Afterwards, he progressed to become an incarnate form of the deity, who appeared “on the throne of Horus.” This notion put the king in the middle of the universe, between God and man.
just as coronation permitted a man to enter the world of the divine, so his death caused him to cease to be a member of the human world.” From that point on, it was thought that the monarch had become one with the gods, with whom he shared an immortal spiritual existence: In ‘becoming Osiris,’ when the king enters the everlasting essence of this deity and, instead of simply behaving analogously as he had done at initially, acquires an identity of being with him, the monarch provides evidence for this belief.

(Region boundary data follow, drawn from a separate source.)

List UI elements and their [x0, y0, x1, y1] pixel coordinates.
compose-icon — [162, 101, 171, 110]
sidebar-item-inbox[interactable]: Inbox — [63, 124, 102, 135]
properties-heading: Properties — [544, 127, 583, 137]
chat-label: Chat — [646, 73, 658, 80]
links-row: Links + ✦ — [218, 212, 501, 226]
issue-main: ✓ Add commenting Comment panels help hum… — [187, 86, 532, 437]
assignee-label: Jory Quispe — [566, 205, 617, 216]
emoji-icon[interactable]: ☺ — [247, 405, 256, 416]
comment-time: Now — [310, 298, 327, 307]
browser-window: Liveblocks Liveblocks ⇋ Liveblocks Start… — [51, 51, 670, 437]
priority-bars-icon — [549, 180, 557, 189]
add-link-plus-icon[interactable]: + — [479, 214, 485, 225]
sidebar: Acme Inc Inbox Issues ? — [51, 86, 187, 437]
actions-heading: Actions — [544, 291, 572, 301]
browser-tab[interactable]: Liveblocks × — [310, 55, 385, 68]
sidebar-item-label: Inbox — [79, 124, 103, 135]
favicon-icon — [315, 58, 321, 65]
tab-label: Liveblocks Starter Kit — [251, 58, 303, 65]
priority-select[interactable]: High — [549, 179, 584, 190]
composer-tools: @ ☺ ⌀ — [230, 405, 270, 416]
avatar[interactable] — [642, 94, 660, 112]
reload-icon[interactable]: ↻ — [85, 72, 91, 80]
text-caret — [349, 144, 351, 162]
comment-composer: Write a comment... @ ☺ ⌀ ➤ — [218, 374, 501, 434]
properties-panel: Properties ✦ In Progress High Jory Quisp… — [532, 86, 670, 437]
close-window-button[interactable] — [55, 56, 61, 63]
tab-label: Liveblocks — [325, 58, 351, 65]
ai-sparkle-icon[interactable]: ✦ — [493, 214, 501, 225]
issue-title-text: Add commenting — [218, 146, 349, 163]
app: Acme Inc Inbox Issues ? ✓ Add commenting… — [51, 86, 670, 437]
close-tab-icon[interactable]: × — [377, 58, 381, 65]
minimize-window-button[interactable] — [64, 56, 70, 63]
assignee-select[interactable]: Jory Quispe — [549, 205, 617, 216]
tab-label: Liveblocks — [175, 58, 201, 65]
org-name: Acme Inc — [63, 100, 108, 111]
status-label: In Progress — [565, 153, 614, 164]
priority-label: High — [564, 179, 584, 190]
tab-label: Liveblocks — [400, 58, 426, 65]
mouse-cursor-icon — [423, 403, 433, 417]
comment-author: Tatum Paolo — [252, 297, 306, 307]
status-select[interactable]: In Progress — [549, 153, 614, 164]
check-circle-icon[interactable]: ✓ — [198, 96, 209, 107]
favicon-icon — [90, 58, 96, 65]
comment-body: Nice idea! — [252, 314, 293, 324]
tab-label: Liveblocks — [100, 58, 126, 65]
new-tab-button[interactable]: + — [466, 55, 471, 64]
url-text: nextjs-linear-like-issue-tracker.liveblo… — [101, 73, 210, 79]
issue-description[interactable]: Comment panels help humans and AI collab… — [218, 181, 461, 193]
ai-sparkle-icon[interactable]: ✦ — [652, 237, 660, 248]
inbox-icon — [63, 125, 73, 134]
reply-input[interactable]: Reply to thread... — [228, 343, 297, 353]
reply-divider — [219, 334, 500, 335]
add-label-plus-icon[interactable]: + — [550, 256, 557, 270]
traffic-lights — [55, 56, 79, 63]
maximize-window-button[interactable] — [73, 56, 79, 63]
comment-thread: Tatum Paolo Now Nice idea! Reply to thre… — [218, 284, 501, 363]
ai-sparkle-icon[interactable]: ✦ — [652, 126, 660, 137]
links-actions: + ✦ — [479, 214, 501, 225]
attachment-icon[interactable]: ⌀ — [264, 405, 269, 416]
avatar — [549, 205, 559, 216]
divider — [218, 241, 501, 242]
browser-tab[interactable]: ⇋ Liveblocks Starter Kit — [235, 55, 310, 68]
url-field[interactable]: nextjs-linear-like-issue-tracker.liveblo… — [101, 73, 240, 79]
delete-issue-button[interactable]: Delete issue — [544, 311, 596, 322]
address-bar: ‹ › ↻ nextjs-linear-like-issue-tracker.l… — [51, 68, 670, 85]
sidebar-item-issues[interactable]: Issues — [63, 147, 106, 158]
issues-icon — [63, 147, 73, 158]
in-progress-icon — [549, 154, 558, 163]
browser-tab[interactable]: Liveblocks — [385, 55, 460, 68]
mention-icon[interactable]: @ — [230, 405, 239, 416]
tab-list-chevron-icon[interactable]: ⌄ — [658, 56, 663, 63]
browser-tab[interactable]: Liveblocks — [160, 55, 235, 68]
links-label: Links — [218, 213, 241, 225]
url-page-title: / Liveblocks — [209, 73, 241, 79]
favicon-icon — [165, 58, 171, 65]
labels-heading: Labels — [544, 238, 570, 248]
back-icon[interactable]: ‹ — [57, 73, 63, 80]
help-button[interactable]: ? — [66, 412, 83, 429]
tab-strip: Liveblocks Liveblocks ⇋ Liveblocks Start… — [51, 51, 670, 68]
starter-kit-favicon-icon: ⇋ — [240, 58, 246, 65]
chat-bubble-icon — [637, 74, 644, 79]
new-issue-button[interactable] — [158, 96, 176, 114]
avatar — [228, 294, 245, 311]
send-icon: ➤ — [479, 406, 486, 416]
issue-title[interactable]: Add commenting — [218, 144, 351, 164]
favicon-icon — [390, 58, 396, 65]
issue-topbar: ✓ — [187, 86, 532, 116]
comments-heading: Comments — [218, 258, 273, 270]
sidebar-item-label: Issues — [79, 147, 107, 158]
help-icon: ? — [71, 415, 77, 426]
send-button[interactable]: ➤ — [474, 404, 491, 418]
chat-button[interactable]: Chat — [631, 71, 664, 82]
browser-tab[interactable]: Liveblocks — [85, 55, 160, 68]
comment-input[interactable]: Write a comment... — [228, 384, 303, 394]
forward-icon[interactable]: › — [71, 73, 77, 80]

As a result, when we read in the Old Testament about the Israelites waiting for their “anointed Messiah,” we can only conclude that they were looking forward to a ruler who would control them, unify them, and overcome their enemies.
In the absence of a kingly Messiah who had lived and died, this Egyptian concept could not have been embraced by the Israelites in their early history.
By virtue of the concept of Christ as the Redeemer, it is confirmed that he had already lived and died in his historical existence.